01/24/2023 11:42 | Category: python

Tags: dataclassinheritance

python dataclass inheritance with default values is wonky

Recently I had an opportunity to utilize Python the @dataclass to handle some data that I wanted to behave similar to a Struct would in any other language.

The idea was I'd have a dataclass that held quite a few values that I needed to pass around and return to another consumer of the data, but I wanted to avoid a length __init__() with lots of arguments.

Problems

Below are a few of the snafoos that I ran into when working with dataclasses. While they're not dealbreakers, they were a bit interesting to work with and something to consider when creating some reusable (and understandable) data representations.
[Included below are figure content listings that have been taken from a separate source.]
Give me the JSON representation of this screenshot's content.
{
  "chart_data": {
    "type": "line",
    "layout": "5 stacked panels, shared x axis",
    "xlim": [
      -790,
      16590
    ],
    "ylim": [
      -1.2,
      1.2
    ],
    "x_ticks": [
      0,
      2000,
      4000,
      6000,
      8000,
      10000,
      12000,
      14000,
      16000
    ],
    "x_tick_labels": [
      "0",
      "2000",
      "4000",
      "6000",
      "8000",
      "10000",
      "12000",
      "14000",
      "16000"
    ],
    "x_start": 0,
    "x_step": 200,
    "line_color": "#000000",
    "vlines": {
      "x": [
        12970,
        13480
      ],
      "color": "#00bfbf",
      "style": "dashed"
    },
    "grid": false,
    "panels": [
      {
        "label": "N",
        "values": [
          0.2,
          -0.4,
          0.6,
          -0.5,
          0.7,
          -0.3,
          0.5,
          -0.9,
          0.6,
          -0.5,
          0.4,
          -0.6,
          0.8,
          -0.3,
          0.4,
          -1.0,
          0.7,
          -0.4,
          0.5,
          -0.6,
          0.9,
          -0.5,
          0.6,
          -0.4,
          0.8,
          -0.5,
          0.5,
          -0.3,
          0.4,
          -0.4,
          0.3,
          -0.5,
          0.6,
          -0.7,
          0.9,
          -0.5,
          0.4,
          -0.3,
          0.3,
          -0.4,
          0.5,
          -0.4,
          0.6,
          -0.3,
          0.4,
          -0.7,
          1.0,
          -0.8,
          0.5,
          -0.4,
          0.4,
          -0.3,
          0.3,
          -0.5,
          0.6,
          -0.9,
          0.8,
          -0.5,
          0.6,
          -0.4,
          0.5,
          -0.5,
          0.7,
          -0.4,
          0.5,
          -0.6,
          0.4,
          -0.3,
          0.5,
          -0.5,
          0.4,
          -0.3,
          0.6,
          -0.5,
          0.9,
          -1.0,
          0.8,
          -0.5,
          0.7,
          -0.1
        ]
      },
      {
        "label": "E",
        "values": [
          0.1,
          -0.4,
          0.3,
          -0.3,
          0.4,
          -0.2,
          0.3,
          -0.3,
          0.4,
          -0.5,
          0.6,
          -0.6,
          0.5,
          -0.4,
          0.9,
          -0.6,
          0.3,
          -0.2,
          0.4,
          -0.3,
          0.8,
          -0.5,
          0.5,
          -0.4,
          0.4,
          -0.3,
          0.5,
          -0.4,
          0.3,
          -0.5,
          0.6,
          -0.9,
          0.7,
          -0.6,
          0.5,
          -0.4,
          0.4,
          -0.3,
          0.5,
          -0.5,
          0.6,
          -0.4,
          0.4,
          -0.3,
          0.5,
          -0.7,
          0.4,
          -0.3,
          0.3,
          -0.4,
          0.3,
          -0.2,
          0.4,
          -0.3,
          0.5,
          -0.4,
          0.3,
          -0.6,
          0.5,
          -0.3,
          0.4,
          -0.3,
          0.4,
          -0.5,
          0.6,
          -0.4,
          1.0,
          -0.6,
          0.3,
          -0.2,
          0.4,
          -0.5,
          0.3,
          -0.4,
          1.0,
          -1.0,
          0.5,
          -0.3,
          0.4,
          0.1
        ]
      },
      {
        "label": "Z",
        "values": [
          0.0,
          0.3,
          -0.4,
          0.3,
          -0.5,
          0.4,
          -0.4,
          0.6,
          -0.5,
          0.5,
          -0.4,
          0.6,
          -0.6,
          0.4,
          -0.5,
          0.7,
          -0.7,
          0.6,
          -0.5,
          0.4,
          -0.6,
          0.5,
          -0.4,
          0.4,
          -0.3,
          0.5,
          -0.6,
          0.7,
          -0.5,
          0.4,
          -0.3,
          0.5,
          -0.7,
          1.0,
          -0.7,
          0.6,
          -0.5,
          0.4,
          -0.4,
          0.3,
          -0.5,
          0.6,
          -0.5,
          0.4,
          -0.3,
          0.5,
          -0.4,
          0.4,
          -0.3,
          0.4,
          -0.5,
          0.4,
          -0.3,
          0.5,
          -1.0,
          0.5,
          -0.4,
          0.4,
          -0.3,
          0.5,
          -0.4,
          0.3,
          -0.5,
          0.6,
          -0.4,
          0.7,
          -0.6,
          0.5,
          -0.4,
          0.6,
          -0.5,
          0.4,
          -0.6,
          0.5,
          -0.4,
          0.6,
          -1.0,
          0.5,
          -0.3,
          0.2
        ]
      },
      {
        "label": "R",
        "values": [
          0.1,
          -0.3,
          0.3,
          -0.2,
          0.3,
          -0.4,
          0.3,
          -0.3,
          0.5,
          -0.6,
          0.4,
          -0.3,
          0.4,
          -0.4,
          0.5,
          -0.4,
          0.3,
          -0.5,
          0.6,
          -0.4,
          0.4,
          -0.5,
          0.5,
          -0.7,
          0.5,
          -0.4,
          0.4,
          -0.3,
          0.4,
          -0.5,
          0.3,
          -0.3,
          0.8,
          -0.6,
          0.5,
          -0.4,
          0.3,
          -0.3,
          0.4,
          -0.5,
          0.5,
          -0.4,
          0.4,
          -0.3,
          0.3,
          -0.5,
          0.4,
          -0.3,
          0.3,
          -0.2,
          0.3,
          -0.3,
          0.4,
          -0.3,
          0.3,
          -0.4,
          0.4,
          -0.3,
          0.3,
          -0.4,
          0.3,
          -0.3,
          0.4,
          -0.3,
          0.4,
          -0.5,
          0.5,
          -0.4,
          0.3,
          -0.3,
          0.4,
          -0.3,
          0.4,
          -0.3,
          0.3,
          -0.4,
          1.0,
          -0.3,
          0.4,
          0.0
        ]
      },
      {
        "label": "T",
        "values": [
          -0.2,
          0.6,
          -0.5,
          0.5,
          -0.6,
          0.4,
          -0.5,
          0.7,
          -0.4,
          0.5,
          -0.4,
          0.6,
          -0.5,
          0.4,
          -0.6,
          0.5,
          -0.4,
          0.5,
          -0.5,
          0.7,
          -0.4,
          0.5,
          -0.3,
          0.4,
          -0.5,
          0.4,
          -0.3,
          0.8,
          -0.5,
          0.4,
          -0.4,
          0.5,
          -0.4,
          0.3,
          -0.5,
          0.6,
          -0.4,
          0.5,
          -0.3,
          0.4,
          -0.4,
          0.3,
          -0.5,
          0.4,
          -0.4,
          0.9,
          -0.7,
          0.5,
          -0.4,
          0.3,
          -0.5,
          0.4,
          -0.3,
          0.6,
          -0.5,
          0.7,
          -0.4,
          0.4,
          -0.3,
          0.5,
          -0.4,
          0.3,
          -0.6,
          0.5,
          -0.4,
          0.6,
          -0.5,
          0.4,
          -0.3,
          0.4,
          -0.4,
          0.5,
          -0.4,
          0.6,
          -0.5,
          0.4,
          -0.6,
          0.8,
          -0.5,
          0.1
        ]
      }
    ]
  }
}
Instantiating without all the values

I immediately ran into a few issues with this, namely with instantiation of the class requiring all values to be present when it was created. Now, this could be remediated with default values - but I felt that defeated the purpose of the implementation. This was especially the case when a few of my fields were either calculated fields (relying on other data) or required some API calls to populate.

I found that the best course of action here was to handle some __post_init__() for those values that required special cases.

Example:

from dataclasses import dataclass, field

@dataclass
class Example

    var_one: int
    var_two: int
    sum_one_two: int = field(init=False)

    def __post_init__(self) -> None:
        self.sum_one_two = self.var_one + self.var_two

Inheritance with default values

Handling inheritance was an interesting issue, wherein the default values of the parent class are not considered during instantiation due to the ordering of how they're created.

The above StackOverflow post boils down to:

  • When you're using dataclass inheritance order matters first and foremost
  • Default values are likely best placed in separate "base classes" to avoid

instantiation errors

  • Default values should always be segmented away from any __post_init__ processing

that you may have in our dataclasses

Naive solution to work around this

I found that the idea of having multiple dataclasses as a base/parent to inherit from and separating default values to be a bit clunky.

To avoid this, I instead init the parent class first during the __post_init__ then handle the remainder of the non-default values for the child class.

In the below example we can see that our parent Example is initialized first, has it's __post_init__ run, then we handle the non-default/calculated fields.

If we were to avoid the super().__post_init__() we'd receive a TypeError: non-default argument 'sum_one_two_three' follows default argument error that indicates an instantiation problem.

from dataclasses import dataclass, field

@dataclass
class Example

    var_one: int = 1
    var_two: int = 1
    sum_one_two: int = field(init=False)

    def __post_init__(self) -> None:
        self.sum_one_two = self.var_one + self.var_two


@dataclass
class ExampleChild(Example):

    var_three: int = 1
    sum_one_two_three: int = field(init=False)

    def __post_init__(self) -> None:
        super().__post_init__()

        self.sum_one_two_three = self.sum_one_two + self.var_three

Dictionary representations with inheritance

When working with the dictionary representations of this information on the consumer side of these dataclasses we may run into issues getting the inheritance and various other things sorted out.

In some cases we may need to remove keys or need to return a representation that a simple asdict(MyDataclass) does not handle well.

This is particularly true with inheritance, where I noticed that I received a "recursive limit reached" when attempting to return an asdict() representation.

To fix this, I used a workaround that returns the dictionary representation using fields to create a key-value pairing.

from dataclasses import dataclass, field, fields
from typing import Union

# Example set of keys to remove before returning to the consumer
REMOVE_THESE_KEYS = {'_internal_key_id_one', '_internal_key_id_two'}


@dataclass
class Example:
    pass


class ExampleChild(Example):
    pass


def get_dict_representation(datarepresentation: Union[Example, ExampleChild]) -> Dict:
    return dict(
        (field.name, getattr(datarepresentation, field.name))
        for field in fields(datarepresentation)
        if field.name not in REMOVE_THESE_KEYS
    )